2, Given a linked list, return the node where the cycle begins. If There is no cycle, return null .

3, Given a linked list, return the length of the cycle, if there is no cycle, return 0;

Title Requirements:

1, to a linked list, to determine whether it exists ring;

2, give a list, if it exists ring, please return to the beginning of the ring, otherwise, return null;

3, give a list, if it exists ring, please return the length of the ring, otherwise, return 0;

Problem-Solving ideas: 1, to determine whether there is a ring?

Method 1: Add a set container, traverse the linked list, and then add each node to the set set, if the node already exists in the collection, indicating that there is a ring, if there are no duplicate nodes after the traversal, then there is no ring.

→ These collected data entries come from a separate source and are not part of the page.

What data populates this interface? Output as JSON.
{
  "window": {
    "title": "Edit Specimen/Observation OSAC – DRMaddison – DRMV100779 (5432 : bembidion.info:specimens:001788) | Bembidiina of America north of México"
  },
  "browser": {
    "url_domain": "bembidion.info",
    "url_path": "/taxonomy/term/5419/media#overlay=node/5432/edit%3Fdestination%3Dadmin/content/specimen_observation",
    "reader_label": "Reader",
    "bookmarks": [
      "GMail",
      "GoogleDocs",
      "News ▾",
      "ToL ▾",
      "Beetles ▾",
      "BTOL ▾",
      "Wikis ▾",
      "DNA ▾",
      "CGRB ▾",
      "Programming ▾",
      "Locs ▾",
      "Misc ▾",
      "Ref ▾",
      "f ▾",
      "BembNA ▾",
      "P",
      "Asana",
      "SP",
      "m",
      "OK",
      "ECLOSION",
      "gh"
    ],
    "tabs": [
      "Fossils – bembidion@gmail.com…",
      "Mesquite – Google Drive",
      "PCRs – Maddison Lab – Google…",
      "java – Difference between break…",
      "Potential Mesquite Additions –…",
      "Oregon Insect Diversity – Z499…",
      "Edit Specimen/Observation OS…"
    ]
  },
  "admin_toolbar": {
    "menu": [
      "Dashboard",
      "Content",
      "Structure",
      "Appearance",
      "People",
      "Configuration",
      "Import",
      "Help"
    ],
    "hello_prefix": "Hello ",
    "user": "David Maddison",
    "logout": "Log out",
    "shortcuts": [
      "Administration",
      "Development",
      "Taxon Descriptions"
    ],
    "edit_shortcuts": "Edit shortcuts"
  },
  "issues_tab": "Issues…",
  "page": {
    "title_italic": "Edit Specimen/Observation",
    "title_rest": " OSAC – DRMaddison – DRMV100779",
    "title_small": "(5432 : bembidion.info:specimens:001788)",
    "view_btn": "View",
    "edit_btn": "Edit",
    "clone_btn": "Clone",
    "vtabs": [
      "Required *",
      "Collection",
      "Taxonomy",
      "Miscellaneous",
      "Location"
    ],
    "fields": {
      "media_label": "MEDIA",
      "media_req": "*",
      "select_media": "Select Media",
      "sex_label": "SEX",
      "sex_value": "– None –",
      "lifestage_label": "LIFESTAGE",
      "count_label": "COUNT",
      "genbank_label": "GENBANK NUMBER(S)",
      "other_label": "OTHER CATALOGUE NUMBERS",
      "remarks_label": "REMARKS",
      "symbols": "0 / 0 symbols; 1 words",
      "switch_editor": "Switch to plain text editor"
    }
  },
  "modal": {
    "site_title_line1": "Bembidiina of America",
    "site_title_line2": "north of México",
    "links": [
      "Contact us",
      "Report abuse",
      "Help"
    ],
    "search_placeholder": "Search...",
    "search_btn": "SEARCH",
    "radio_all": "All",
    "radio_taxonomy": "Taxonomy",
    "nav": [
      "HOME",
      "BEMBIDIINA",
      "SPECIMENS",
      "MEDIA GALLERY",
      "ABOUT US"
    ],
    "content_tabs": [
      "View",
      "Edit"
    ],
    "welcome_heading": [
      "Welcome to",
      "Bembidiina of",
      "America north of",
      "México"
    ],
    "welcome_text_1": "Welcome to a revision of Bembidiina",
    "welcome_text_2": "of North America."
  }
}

Method 2: No additional space required, set two pointers p1,p2, start from the beginning, one step, p1=p1->next; A walk two steps, P2=p2->next->next, if there is a ring, then two pointers will surely meet If the fast-moving pointer p2 reaches the end point, it indicates no ring.

2, how to find the beginning of the ring and the length of the ring?

Set the starting distance of the chain list is a, the ring length is N, when the P1 and P2 meet, the distance from the point of encounter points is B, at this time B has been around the ring go K Circle, then

P1 Walk the distance for a+b;

P2 speed of p1 twice times, p2 Walk Distance is (a+b);

P2 Walking distance is a+b+k*n=2* (a+b), thus a+b=k*n

That is, when P1 walk a step, p2 walk (k*n-b) step, when K=1, then for (n-b) step;

So how to find the starting point of the ring? P1 pull back to start again, P2 from meet point continue to walk, p1,p2 each step, a step, p1 arrive at the beginning, p2 also just to the beginning of the circle.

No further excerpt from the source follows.